The Warnindhilyagwa are an Indigenous Australian people living on Groote Eylandt in the Gulf of Carpentaria in the Northern Territory of Australia.

The Warnindhilyagwa are speakers of Anindilyagwa. In the view of Arthur Capell, Anindilyagwa displayed perhaps 'the most complicated grammar of any Australian language, a distinction it has come to share with the nearby mainland language of Nunggubuyu. Anindilyagwa is a language isolate, unrelated to the Pama–Nyungan language family, which contains most Australian languages. It shares similar grammatical structures with Nunggubuyu, though the two differ in basic vocabulary. There is a dialect variant, Umbakumba, which uses laminopalatals in place of laminodentals, and a stronger pitch. Anindilyagwa is characterized by prefixation for number, person and gender with regard to all (an exception concerns loanwords) nouns, adjectives, personal and demonstrative adjectives., and syllables are characteristically lengthy, ranging from 3 to as many as 14 in a word. An 'eyelash' for example is mwamwitjingwila mwanpwa (eye's plumage), and a man is nanimwamwalya (human male possessing body fat).

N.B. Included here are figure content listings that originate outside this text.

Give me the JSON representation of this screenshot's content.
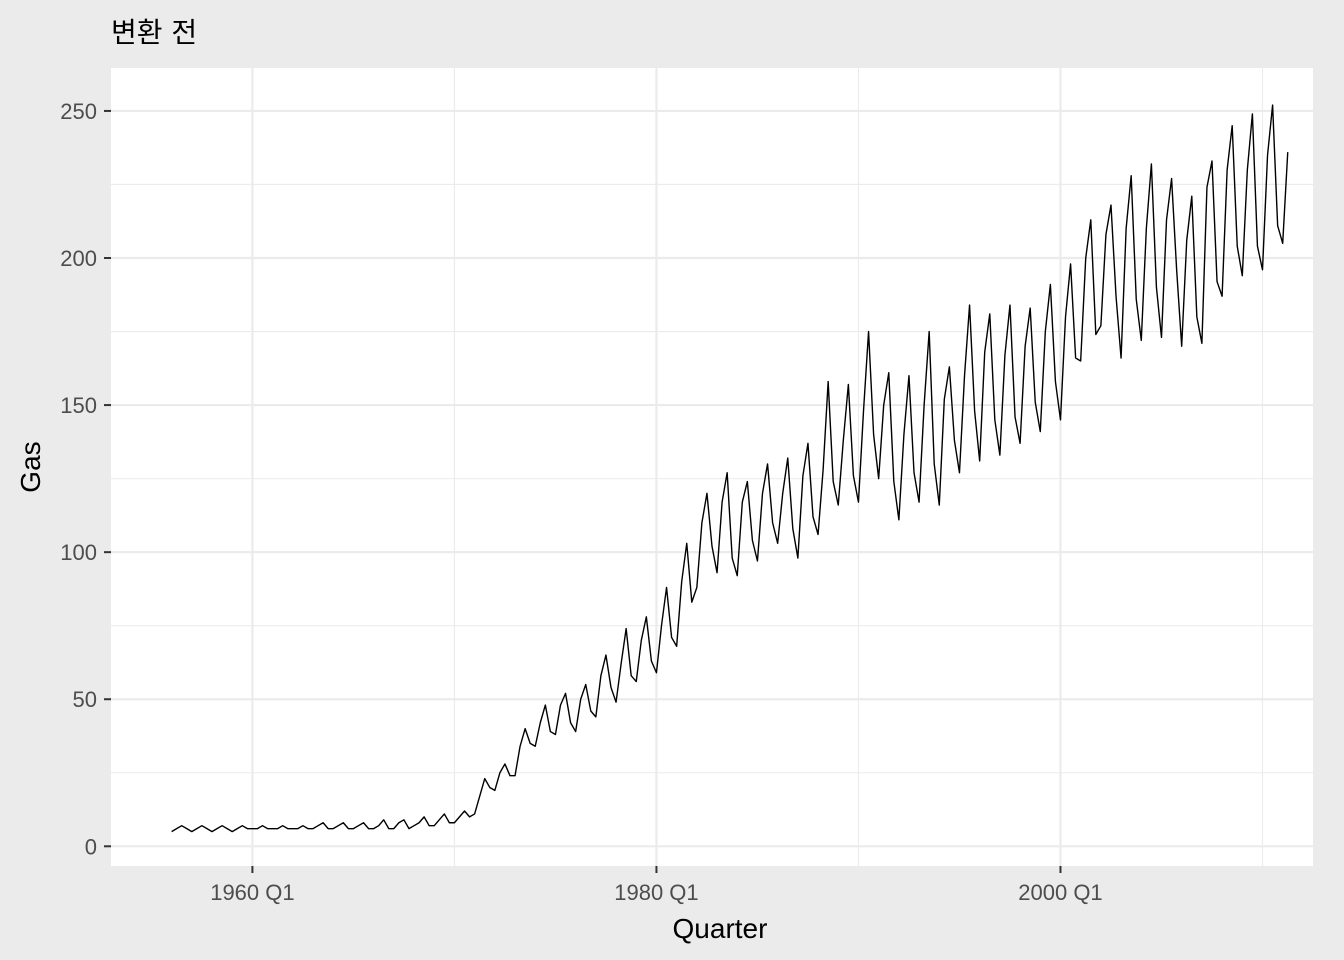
{
  "chart_data": {
    "type": "line",
    "title": "변환 전",
    "xlabel": "Quarter",
    "ylabel": "Gas",
    "x_ticks": [
      {
        "label": "1960 Q1",
        "value": 1960.0
      },
      {
        "label": "1980 Q1",
        "value": 1980.0
      },
      {
        "label": "2000 Q1",
        "value": 2000.0
      }
    ],
    "y_ticks": [
      0,
      50,
      100,
      150,
      200,
      250
    ],
    "xlim": [
      1953.0,
      2012.5
    ],
    "ylim": [
      -6.7,
      264.6
    ],
    "grid": true,
    "legend": "none",
    "colors": {
      "panel_background": "#ebebeb",
      "plot_background": "#ffffff",
      "gridline": "#ebebeb",
      "series_line": "#000000"
    },
    "series": [
      {
        "x_start": 1956.0,
        "step": 0.25,
        "values": [
          5,
          6,
          7,
          6,
          5,
          6,
          7,
          6,
          5,
          6,
          7,
          6,
          5,
          6,
          7,
          6,
          6,
          6,
          7,
          6,
          6,
          6,
          7,
          6,
          6,
          6,
          7,
          6,
          6,
          7,
          8,
          6,
          6,
          7,
          8,
          6,
          6,
          7,
          8,
          6,
          6,
          7,
          9,
          6,
          6,
          8,
          9,
          6,
          7,
          8,
          10,
          7,
          7,
          9,
          11,
          8,
          8,
          10,
          12,
          10,
          11,
          17,
          23,
          20,
          19,
          25,
          28,
          24,
          24,
          34,
          40,
          35,
          34,
          42,
          48,
          39,
          38,
          48,
          52,
          42,
          39,
          50,
          55,
          46,
          44,
          58,
          65,
          54,
          49,
          62,
          74,
          58,
          56,
          70,
          78,
          63,
          59,
          75,
          88,
          71,
          68,
          90,
          103,
          83,
          88,
          110,
          120,
          102,
          93,
          117,
          127,
          98,
          92,
          117,
          124,
          104,
          97,
          120,
          130,
          110,
          103,
          120,
          132,
          108,
          98,
          126,
          137,
          112,
          106,
          128,
          158,
          124,
          116,
          138,
          157,
          126,
          117,
          148,
          175,
          140,
          125,
          150,
          161,
          124,
          111,
          140,
          160,
          127,
          117,
          150,
          175,
          130,
          116,
          152,
          163,
          138,
          127,
          160,
          184,
          148,
          131,
          168,
          181,
          145,
          133,
          167,
          184,
          146,
          137,
          170,
          183,
          151,
          141,
          175,
          191,
          158,
          145,
          180,
          198,
          166,
          165,
          200,
          213,
          174,
          177,
          208,
          218,
          187,
          166,
          210,
          228,
          186,
          172,
          210,
          232,
          190,
          173,
          213,
          227,
          196,
          170,
          206,
          221,
          180,
          171,
          224,
          233,
          192,
          187,
          230,
          245,
          204,
          194,
          230,
          249,
          204,
          196,
          235,
          252,
          211,
          205,
          236
        ]
      }
    ]
  }
}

Dua spirit children travel with the jirridja winds, as do jirridja spirit children with dua winds.

Groote Eylandt has a variety of habitats: dense stands on monsoon forests rising behind coastal sand dunes, alternating with mangrove and mudflats. Sandstone outcrops and laterite provide excellent niches for shellfish. The fruit of the Zamia Palm called burrawang which though containing the deadly toxin macrozamin is reported to have been generally avoided, except as a 'hard time food'. But the Warnindhilyagwa have several methods of making it edible, by leaching it in running water for several days.

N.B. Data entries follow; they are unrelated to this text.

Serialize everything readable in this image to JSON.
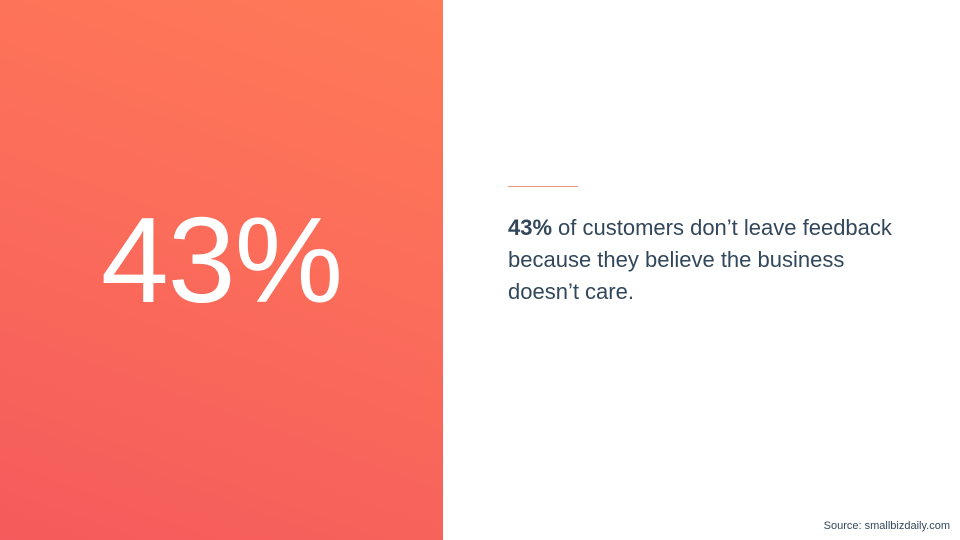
{
  "stat": {
    "value_label": "43%"
  },
  "statement": {
    "emphasis": "43%",
    "text": "of customers don’t leave feedback because they believe the business doesn’t care."
  },
  "source": "Source: smallbizdaily.com"
}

Macassans from Sulawesi traded with northern Australian aborigines long before the arrival of Europeans. Exploiting the monsoonal winds in December of each year, they sailed down in praus, to trade for native trepang, beeswax, ironwood and pearls, which they brought back to supply the southern Chinese market, where, in particular, trepang was highly sought after as a delicacy. In exchange, they provided beads, metal, canoe technologies, sails, ceramics, earthenware pots and fishing hooks. The scale of the enterprise was large: Matthew Flinders came across one expedition involving some 1,000 sailors in 60 praus. After the Australian government started to impose taxes on this kind of Macassar-northern Australian commerce in the 1880s, it experienced a down-turn, the last trading season concluding in 1906-7. They introduced tamarind to the island. The presence in four families of genetically transmitted Machado–Joseph disease is thought to derive from a Makassar ancestor who carried the disease.